<!–The Best Wine Opener Is (Almost) The Cheapest • Gear Patrol<!– –>

Pulltaps or Nothing


It’s a story as old as time. Maybe it’s Mother’s Day, maybe you’re struggling with what to get some newlyweds, maybe you turned 30 and decided that you needed to live a “classier” life. All of these situations lead to an inevitable, regrettable purchase: the elaborate wine opener.

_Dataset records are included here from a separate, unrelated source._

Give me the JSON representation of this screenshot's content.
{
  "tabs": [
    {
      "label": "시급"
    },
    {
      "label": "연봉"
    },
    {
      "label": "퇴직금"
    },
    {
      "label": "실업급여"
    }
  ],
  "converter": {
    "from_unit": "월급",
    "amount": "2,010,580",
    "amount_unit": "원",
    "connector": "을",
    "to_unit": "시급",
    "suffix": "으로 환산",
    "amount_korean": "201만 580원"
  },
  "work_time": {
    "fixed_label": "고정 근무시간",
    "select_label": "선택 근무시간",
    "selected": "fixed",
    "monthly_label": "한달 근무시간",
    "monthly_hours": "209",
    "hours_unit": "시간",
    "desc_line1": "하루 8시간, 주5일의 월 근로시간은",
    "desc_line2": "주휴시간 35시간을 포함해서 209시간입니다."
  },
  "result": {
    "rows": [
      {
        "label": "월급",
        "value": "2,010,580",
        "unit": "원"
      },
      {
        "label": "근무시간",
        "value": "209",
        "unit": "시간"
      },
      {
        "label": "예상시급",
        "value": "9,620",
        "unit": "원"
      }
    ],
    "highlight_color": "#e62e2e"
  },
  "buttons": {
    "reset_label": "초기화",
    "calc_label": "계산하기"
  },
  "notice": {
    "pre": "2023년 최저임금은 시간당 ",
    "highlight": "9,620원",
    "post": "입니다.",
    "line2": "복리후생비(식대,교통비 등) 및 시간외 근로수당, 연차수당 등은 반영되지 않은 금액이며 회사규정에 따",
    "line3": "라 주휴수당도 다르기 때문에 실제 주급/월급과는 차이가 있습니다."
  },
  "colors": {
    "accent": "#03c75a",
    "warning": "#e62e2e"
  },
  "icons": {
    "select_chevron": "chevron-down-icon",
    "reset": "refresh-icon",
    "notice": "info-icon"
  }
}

Search “wine opener” on Amazon and you’ll get over 6,000 results topping out at around $650. There are wing ones, electric ones, lever ones, twist ones and hundreds with a strange amount of LED lighting. Just about every iconic design company makes one — Alessi’s are famously cheery — and Pottery Barn — famed purveyor of reasonably affordable home goods — sells this 21-pound monstrosity for $284.

So, There’s One Exception

Strictly speaking, there is one very expensive wine opener worth getting, but it’s for a fairly specific fringe case. When it comes to very old bottles of wine (think legal drinking age or older) you’ll oftentimes need a way of removing what is now a very fragile cork. There’s none better for this task than the heinously expensive Durand ($125), which combines a traditional corkscrew with a prong style opener called an Ah So.

This madness needs to stop. To be clear, there is a lower limit where wine openers are actually garbage, spend $3 on that plastic thing that comes in two parts and you’ll be upset and without wine. However, you absolutely do not need to spend more than $12 to get all the wine opener you’d ever need. The Pulltaps Double Hinged Waiters Corkscrew is universally lauded, under 15 bucks and is more or less perfectly designed. It will open wine seamlessly and easily without shredding corks or running out of battery and you will forget about wine openers for the rest of your life, and you will be liberated. If $15 is too rich for your blood, the Truetap is a perfectly acceptable knockoff of the Pullltaps that starts at about $6 (plus it comes in fun colors).

So please, stop buying elaborate motorized and geared gizmos that take up space, don’t work well and generally project an air that you’re going to launch into a missive about why you named your dog Mourvedre. And if you’re ever in doubt about what to gift a wine lover? Just get them a goddamn bottle of wine.